Zum Liederabend am 24. September 1973 in Berlin


     Der Tagesspiegel, Berlin,  26. September 1973     

Immer wieder Schubert

Dietrich Fischer-Dieskau in der Philharmonie

     

Nach oder neben Hertha Klust, Gerald Moore, Aribert Reimann, Jörg Demus, Svjatoslav Richter, Daniel Barenboim und anderen hat sich Dietrich Fischer-Dieskau als Lied-Interpret nun Christoph Eschenbach zum Klavierpartner gewählt: der kammermusikalisch anregende Reiz solchen Wechsels gehört zum geistigen Programm des Sängers.

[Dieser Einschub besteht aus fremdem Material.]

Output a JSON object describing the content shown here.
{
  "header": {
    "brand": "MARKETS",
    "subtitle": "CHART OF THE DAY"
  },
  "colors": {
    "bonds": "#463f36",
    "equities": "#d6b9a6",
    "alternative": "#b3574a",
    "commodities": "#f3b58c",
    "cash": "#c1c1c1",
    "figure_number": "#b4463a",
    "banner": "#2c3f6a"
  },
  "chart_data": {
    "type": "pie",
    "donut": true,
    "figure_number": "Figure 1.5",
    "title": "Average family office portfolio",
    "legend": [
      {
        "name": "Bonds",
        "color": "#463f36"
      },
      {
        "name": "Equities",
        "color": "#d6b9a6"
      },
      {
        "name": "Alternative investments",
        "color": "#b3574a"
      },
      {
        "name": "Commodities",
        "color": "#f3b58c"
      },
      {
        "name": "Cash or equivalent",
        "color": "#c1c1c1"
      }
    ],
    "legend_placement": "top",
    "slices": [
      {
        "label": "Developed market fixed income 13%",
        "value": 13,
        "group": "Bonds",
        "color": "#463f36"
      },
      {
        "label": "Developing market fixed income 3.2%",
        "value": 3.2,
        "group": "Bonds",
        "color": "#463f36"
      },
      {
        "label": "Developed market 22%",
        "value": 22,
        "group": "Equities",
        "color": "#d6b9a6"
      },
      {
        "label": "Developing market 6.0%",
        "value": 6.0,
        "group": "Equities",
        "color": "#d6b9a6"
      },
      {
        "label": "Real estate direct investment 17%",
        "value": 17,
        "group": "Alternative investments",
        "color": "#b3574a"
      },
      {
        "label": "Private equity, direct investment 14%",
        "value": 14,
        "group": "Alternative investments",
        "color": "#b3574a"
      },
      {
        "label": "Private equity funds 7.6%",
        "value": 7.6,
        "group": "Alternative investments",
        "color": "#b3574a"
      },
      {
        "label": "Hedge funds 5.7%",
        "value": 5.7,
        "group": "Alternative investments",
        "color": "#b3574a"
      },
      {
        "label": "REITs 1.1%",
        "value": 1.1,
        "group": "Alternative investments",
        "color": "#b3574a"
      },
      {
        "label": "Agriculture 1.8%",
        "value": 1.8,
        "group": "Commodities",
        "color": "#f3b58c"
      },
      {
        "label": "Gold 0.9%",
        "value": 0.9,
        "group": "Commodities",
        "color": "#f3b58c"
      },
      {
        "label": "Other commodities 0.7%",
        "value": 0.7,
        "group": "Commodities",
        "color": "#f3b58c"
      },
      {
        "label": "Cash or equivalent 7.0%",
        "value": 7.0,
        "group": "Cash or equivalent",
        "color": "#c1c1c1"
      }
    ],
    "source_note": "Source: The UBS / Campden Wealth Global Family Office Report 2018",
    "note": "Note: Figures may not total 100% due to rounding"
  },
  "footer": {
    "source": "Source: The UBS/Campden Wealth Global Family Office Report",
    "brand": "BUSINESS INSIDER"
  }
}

Der junge Pianist Eschenbach, der sich zumal als Henze-Interpret glücklich eingeführt hat, geht auch hier von der Macht des Steinway aus. Das bedeutet zunächst klangliche Sensibilität, jedoch ohne die klare, spezifisch Schubertsche Anmut: etwa Pedalnebel beim "Atlas", eher Zufallhaftes im Kontakt mit dem Sänger bei den Unisono-Punktierungen des Heine-Liedes "Ihr Bild". Merkwürdig aber, wie sich beide Musiker im Verlauf des Abends aneinander orientierten, wie schön sich zum Beispiel in dem Goethe-Lied "An den Mond" die Begleitung der Gesangslinie anschmiegte; Eschenbach gab dem gemeinsamen Musizieren insgesamt weniger Prägnanz als Farbe.

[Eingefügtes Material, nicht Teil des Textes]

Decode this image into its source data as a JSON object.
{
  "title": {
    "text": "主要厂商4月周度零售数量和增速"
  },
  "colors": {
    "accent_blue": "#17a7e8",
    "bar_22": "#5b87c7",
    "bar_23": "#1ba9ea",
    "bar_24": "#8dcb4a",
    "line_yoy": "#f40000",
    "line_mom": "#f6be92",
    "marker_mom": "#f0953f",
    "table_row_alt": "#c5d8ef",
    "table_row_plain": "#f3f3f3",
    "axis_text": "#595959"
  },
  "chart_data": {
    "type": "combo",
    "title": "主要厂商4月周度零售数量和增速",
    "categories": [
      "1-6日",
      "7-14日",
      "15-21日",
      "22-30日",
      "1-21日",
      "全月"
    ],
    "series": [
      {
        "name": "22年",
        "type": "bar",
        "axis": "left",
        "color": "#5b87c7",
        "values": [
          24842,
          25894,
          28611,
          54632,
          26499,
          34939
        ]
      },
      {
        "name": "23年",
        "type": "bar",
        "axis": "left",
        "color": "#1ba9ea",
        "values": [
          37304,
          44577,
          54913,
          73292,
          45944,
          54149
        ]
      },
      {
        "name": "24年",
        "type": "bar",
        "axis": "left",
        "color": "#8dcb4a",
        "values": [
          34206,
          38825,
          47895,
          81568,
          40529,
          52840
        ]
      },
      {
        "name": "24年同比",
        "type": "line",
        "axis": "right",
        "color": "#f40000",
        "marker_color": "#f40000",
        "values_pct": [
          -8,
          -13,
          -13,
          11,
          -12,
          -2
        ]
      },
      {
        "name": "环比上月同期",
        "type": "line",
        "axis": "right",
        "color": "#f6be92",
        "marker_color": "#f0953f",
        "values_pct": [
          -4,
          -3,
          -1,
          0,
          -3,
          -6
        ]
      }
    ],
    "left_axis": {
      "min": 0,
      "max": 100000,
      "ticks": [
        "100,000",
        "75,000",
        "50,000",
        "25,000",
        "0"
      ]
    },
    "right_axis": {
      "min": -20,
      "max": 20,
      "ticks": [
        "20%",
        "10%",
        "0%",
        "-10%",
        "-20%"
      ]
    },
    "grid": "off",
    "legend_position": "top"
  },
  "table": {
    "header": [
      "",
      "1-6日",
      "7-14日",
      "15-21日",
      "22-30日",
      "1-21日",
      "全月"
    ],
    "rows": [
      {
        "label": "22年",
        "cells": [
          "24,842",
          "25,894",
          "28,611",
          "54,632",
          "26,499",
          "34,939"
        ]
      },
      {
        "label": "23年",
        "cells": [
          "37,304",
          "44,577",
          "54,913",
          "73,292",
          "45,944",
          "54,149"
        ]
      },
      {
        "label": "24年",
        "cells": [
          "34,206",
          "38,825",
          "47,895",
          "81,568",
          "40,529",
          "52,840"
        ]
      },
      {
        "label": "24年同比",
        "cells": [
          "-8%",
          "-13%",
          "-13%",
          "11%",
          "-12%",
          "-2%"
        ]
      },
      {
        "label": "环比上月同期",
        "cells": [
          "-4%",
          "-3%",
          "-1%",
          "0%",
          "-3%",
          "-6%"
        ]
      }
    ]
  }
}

Immer wieder Schubert: ein Terrain wie kein anderer zu beherrschen, heißt für Fischer-Dieskau nicht damit fertig sein. Von den Heine-Liedern aus dem "Schwanengesang" (vor denen die Rellstab-Lieder aus dem gleichen pluralistischen Zyklus ohnehin verblassen) spannte er den Bogen zu einer Gruppe von Goethe-Liedern über ein halbes Dutzend Vertonungen jener romantischen Kleindichter, deren Verbreitung dem Autor eines umfänglichen Schubert-Buches seit je am Herzen liegt. "Der Wanderer"", "Über Wildemann", "Das Zügenglöcklein", "Der Einsame": die Vortragsfolge brachte ein allmähliches Aufhellen der Nachtseite der Natur bis zum liebevoll und gleichzeitig höchst artifiziell ausgepinselten Genrebild von dem Zufriedenen in seiner "Klause eng und klein".

Gelassenheit fällt auf: Fischer-Dieskaus Schubert-Interpretation scheint sich zum rein Musikalischen hin zu objektivieren. "Der Doppelgänger" ist weniger als früher das Drama eines gespaltenen Ichs, der Ausbruch sublimierter, auch im Lied "Die Stadt"; die Heinesche Ironie beim "Fischermädchen" in der letzten Strophe – "...und manche schöne Perle in seiner Tiefe ruht" – wird nur leise angedeutet. Stimmliche Probleme müssen nun schon mitbedacht werden, ohne dass sie die Gestaltung diktierten. Das Timbre besticht im Piano wie je durch seine Individualität. Mit der Atemführung darf noch immer ein interpretatorischer Kult getrieben werden, der fasziniert, weil er im Dienst der Sinnzusammenhänge steht.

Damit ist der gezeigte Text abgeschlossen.